Autour du lac Tchad, la spiruline, mi-algue (en raison de la photo-synthèse) mi-bactérie (parce qu'elle ne dispose pas de noyau), «pousse» naturellement dans des bassins, dégageant une odeur pas forcément très agréable.

Avant, les femmes la récoltaient dans l'eau et la séchaient à même le sable, pour en faire des galettes. Aujourd'hui, grâce au projet, elles filtrent, tamisent, concentrent et sèchent la spiruline, pour en faire des spaghettis, cakes ou gélules.

L'ancien mode d'exploitation «laissait beaucoup d'impuretés dans les galettes. Nous avons mis au point une technique avec une démarche de qualité», explique M. Sorto.

Un marché est en train de naître. Quelque 400 tonnes, produites par environ 1.500 femmes, sont déjà commercialisées chaque année. L'exportation devrait commencer en 2011 après une certification. La spiruline pourrait ainsi devenir un produit de luxe -de beauté ou paramédicale- dans les pays riches.

Le prix du kilo est passé de 1000 à 5000 FCFA (de 1,5 à 7,62 euros). Une manne importante dans une région où les hommes, souvent des pêcheurs, voient leurs revenus chuter avec le rétrécissement du lac Tchad et son appauvrissement en poissons.

«Je peux gagner jusqu'à 100 000 F CFA par mois (152 euros)», se réjouit Arsa Abdoulaye dite Baana, mère de 8 enfants.

«Désormais, c'est moi qui commande à la maison», assure-t-elle, suscitant des rires dans le groupe de femmes occupées à travailler la spiruline. Elle montre un anneau dans une narine et précise: «C'est de l'or et c'est moi qui me le suis offert!"

Baana récolte la spiruline tous les jours à 6H00 du matin.

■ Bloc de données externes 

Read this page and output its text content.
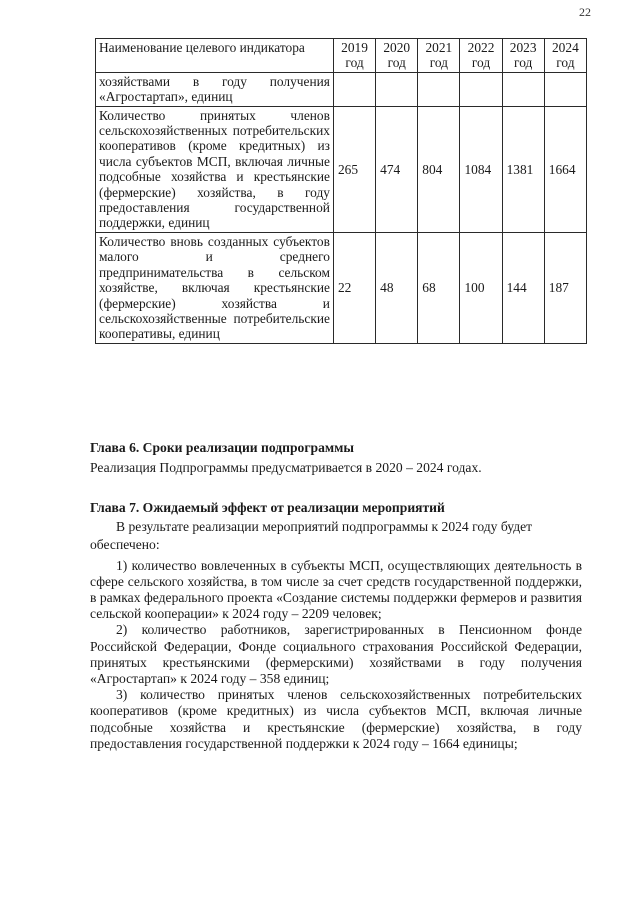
22
Наименование целевого индикатора	2019 год	2020 год	2021 год	2022 год	2023 год	2024 год
хозяйствами в году получения «Агростартап», единиц						
Количество принятых членов сельскохозяйственных потребительских кооперативов (кроме кредитных) из числа субъектов МСП, включая личные подсобные хозяйства и крестьянские (фермерские) хозяйства, в году предоставления государственной поддержки, единиц	265	474	804	1084	1381	1664
Количество вновь созданных субъектов малого и среднего предпринимательства в сельском хозяйстве, включая крестьянские (фермерские) хозяйства и сельскохозяйственные потребительские кооперативы, единиц	22	48	68	100	144	187

Глава 6. Сроки реализации подпрограммы

Реализация Подпрограммы предусматривается в 2020 – 2024 годах.

Глава 7. Ожидаемый эффект от реализации мероприятий

В результате реализации мероприятий подпрограммы к 2024 году будет

обеспечено:

1) количество вовлеченных в субъекты МСП, осуществляющих деятельность в сфере сельского хозяйства, в том числе за счет средств государственной поддержки, в рамках федерального проекта «Создание системы поддержки фермеров и развития сельской кооперации» к 2024 году – 2209 человек;

2) количество работников, зарегистрированных в Пенсионном фонде Российской Федерации, Фонде социального страхования Российской Федерации, принятых крестьянскими (фермерскими) хозяйствами в году получения «Агростартап» к 2024 году – 358 единиц;

3) количество принятых членов сельскохозяйственных потребительских кооперативов (кроме кредитных) из числа субъектов МСП, включая личные подсобные хозяйства и крестьянские (фермерские) хозяйства, в году предоставления государственной поддержки к 2024 году – 1664 единицы;
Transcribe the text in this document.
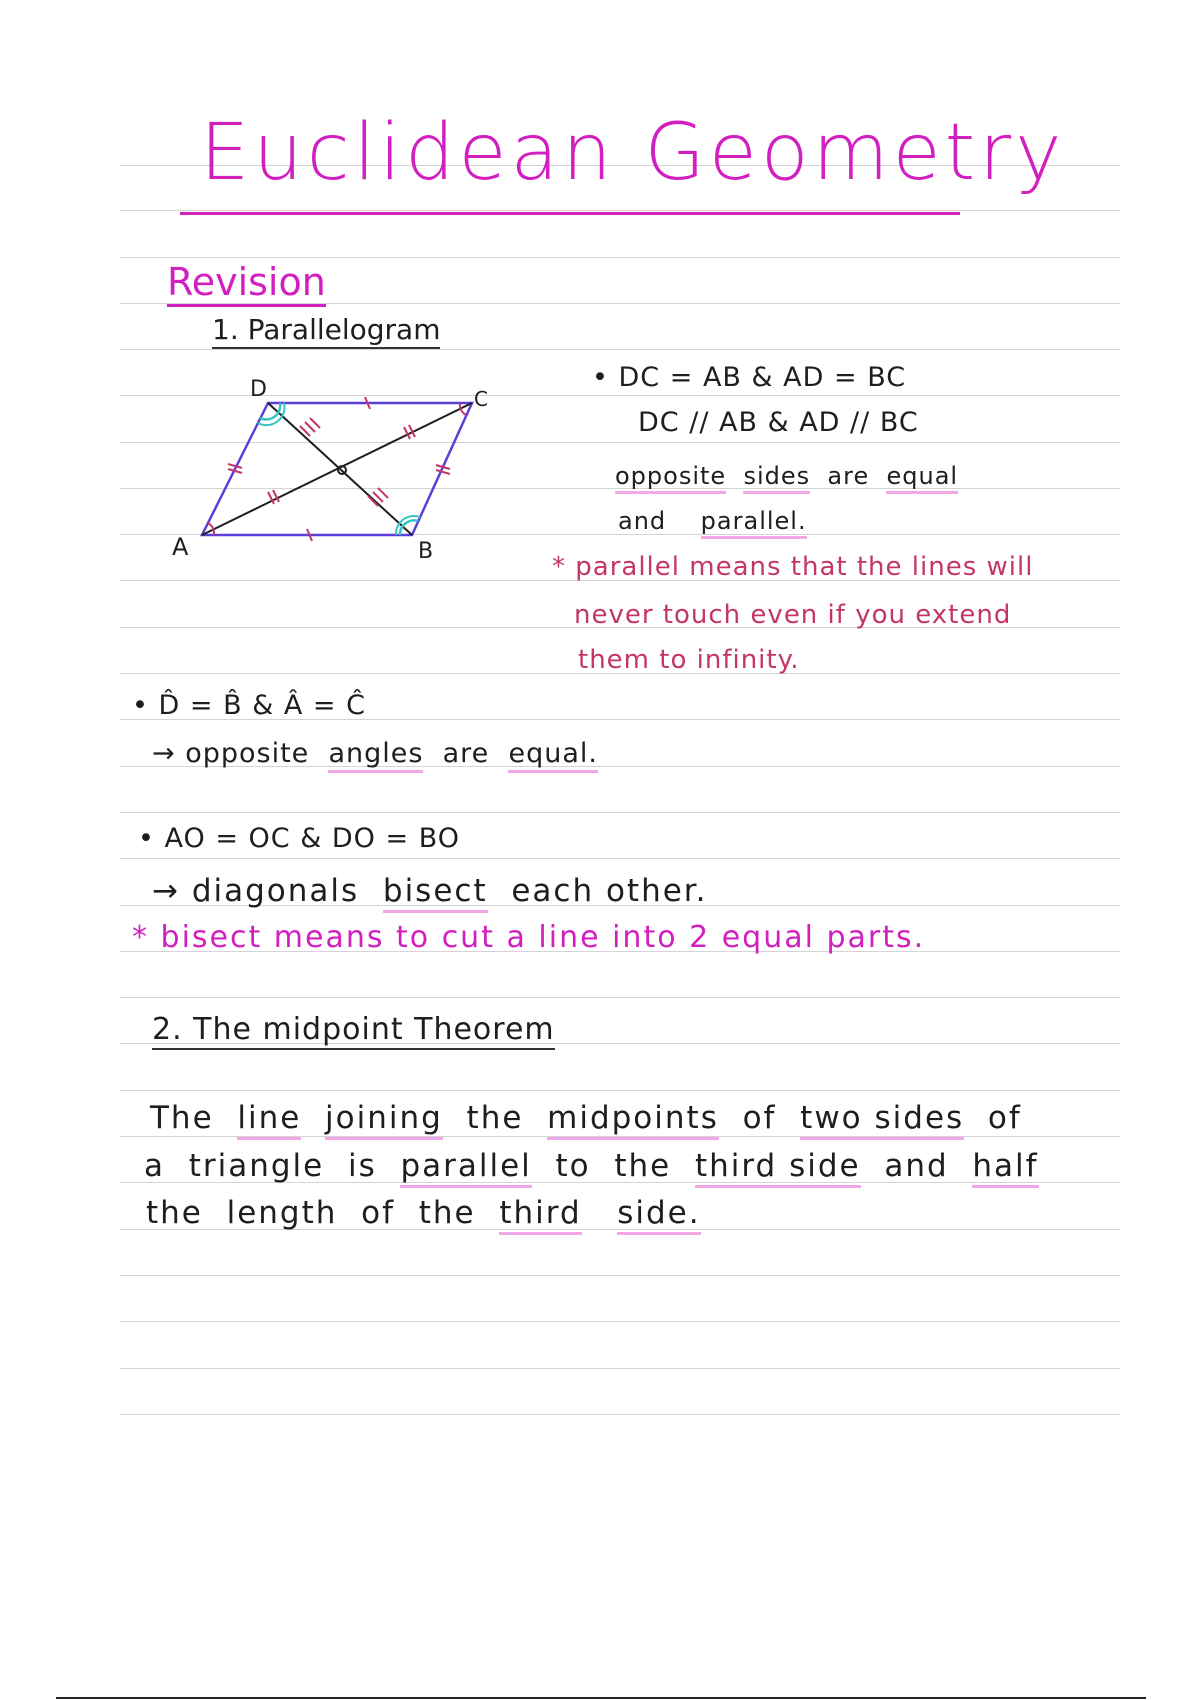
Euclidean Geometry
Revision
1. Parallelogram
A	B
C
D	• DC = AB & AD = BC
DC // AB & AD // BC
opposite sides are equal
and parallel.
* parallel means that the lines will
never touch even if you extend
them to infinity.
• D̂ = B̂ & Â = Ĉ
→ opposite angles are equal.
• AO = OC & DO = BO
→ diagonals bisect each other.
* bisect means to cut a line into 2 equal parts.
2. The midpoint Theorem
The line joining the midpoints of two sides of
a triangle is parallel to the third side and half
the length of the third side.
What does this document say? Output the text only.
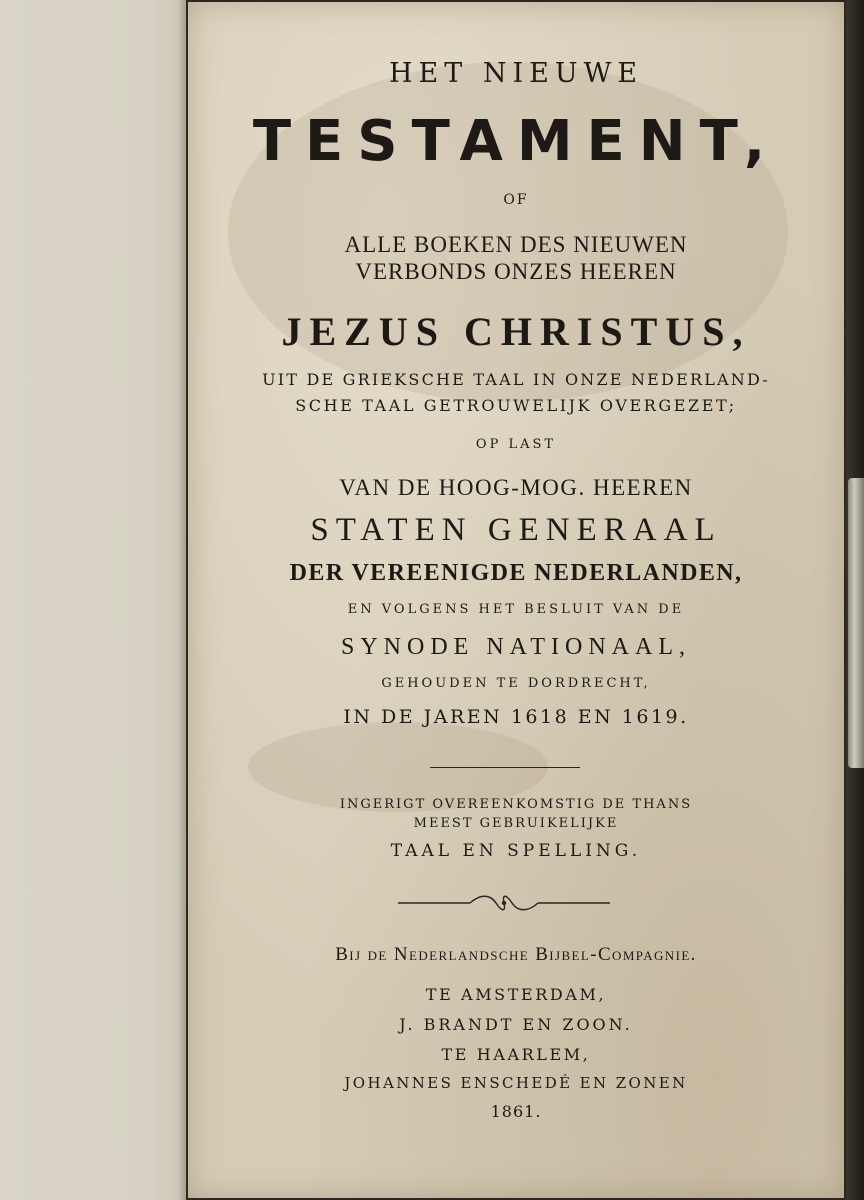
HET NIEUWE
TESTAMENT,
OF
ALLE BOEKEN DES NIEUWEN
VERBONDS ONZES HEEREN
JEZUS CHRISTUS,
UIT DE GRIEKSCHE TAAL IN ONZE NEDERLAND-
SCHE TAAL GETROUWELIJK OVERGEZET;
OP LAST
VAN DE HOOG-MOG. HEEREN
STATEN GENERAAL
DER VEREENIGDE NEDERLANDEN,
EN VOLGENS HET BESLUIT VAN DE
SYNODE NATIONAAL,
GEHOUDEN TE DORDRECHT,
IN DE JAREN 1618 EN 1619.
INGERIGT OVEREENKOMSTIG DE THANS
MEEST GEBRUIKELIJKE
TAAL EN SPELLING.
Bij de Nederlandsche Bijbel-Compagnie.
TE AMSTERDAM,
J. BRANDT EN ZOON.
TE HAARLEM,
JOHANNES ENSCHEDÉ EN ZONEN
1861.
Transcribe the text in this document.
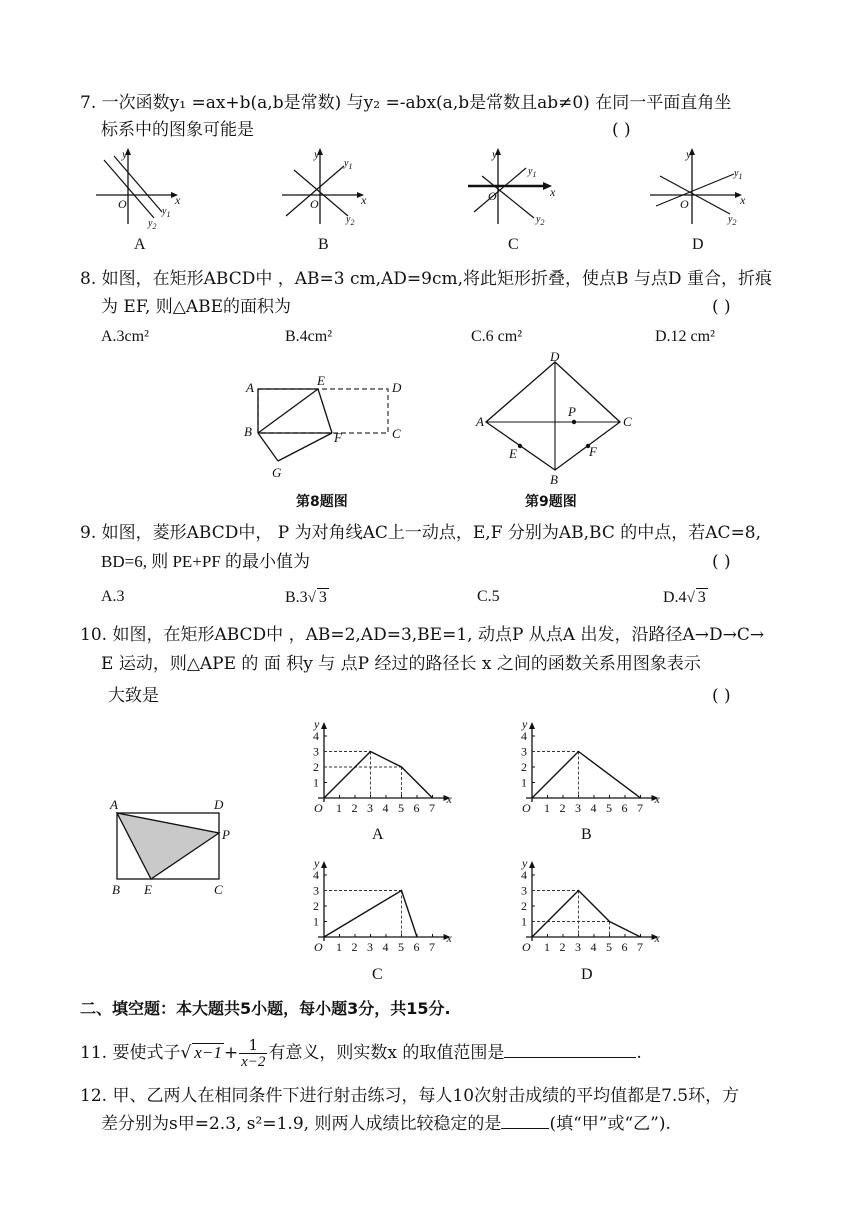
7. 一次函数y₁ =ax+b(a,b是常数) 与y₂ =-abx(a,b是常数且ab≠0) 在同一平面直角坐
标系中的图象可能是	( )
y
x
O
$y_1$
$y_2$
A
y
x
O
$y_1$
$y_2$
B
y
x
O
$y_1$
$y_2$
C
y
x
O
$y_1$
$y_2$
D
8. 如图，在矩形ABCD中 ，AB=3 cm,AD=9cm,将此矩形折叠，使点B 与点D 重合，折痕
为 EF, 则△ABE的面积为	( )
A.3cm²	B.4cm²	C.6 cm²	D.12 cm²
A	E	D
B	F	C
G
第8题图
D
A	C
P
E	F
B
第9题图
9. 如图，菱形ABCD中， P 为对角线AC上一动点，E,F 分别为AB,BC 的中点，若AC=8,
BD=6, 则 PE+PF 的最小值为	( )
A.3	B.3√ 3	C.5	D.4√ 3
10. 如图，在矩形ABCD中 ，AB=2,AD=3,BE=1, 动点P 从点A 出发，沿路径A→D→C→
E 运动，则△APE 的 面 积y 与 点P 经过的路径长 x 之间的函数关系用图象表示
大致是	( )
A	D
P
B E	C
x
y
O 1 2 3 4 5 6 7
1
2
3
4
A
x
y
O 1 2 3 4 5 6 7
1
2
3
4
B
x
y
O 1 2 3 4 5 6 7
1
2
3
4
C
x
y
O 1 2 3 4 5 6 7
1
2
3
4
D
二、填空题：本大题共5小题，每小题3分，共15分.
11. 要使式子√ $x-1 + \frac{1}{x-2}$ 有意义，则实数x 的取值范围是	.
12. 甲、乙两人在相同条件下进行射击练习，每人10次射击成绩的平均值都是7.5环，方
差分别为s甲=2.3, s²=1.9, 则两人成绩比较稳定的是	(填“甲”或“乙”).
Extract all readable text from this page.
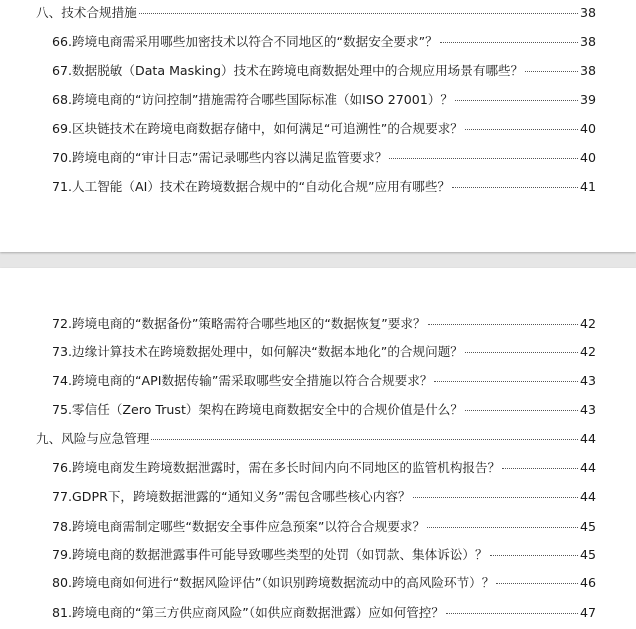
八、技术合规措施	38
66.跨境电商需采用哪些加密技术以符合不同地区的“数据安全要求”？	38
67.数据脱敏（Data Masking）技术在跨境电商数据处理中的合规应用场景有哪些？	38
68.跨境电商的“访问控制”措施需符合哪些国际标准（如ISO 27001）？	39
69.区块链技术在跨境电商数据存储中，如何满足“可追溯性”的合规要求？	40
70.跨境电商的“审计日志”需记录哪些内容以满足监管要求？	40
71.人工智能（AI）技术在跨境数据合规中的“自动化合规”应用有哪些？	41
72.跨境电商的“数据备份”策略需符合哪些地区的“数据恢复”要求？	42
73.边缘计算技术在跨境数据处理中，如何解决“数据本地化”的合规问题？	42
74.跨境电商的“API数据传输”需采取哪些安全措施以符合合规要求？	43
75.零信任（Zero Trust）架构在跨境电商数据安全中的合规价值是什么？	43
九、风险与应急管理	44
76.跨境电商发生跨境数据泄露时，需在多长时间内向不同地区的监管机构报告？	44
77.GDPR下，跨境数据泄露的“通知义务”需包含哪些核心内容？	44
78.跨境电商需制定哪些“数据安全事件应急预案”以符合合规要求？	45
79.跨境电商的数据泄露事件可能导致哪些类型的处罚（如罚款、集体诉讼）？	45
80.跨境电商如何进行“数据风险评估”（如识别跨境数据流动中的高风险环节）？	46
81.跨境电商的“第三方供应商风险”（如供应商数据泄露）应如何管控？	47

Vers 10H00, elle passe aux opérations de transformation jusqu'à midi, puis retourne dans son foyer s'occuper des tâches ménagères.

«On n'en mangeait pas souvent mais maintenant, oui, depuis qu'on sait que c'est bon pour la santé», affirme-t-elle, jurant que ses enfants mangent sans qu'on les force cette algue très salée. «Ils aiment ça!"

Déjà, les femmes et le projet sont confrontés aux problèmes du lac Tchad, qui a perdu près d'un quart de sa surface en un demi-siècle en raison à la fois d'une surexploitation de son eau et du réchauffement planétaire. Certaines zones où l'on trouvait eau et spiruline se sont taries. «Un jour, tout sera sec», dit Banaa, mais en attendant, «on travaille».

La spiruline «a changé ma vie!», lance cette redoutable commerçante, vantant ses vertus comme produit de beauté: «Avant j'étais trop vilaine maintenant regardez comme je suis belle!"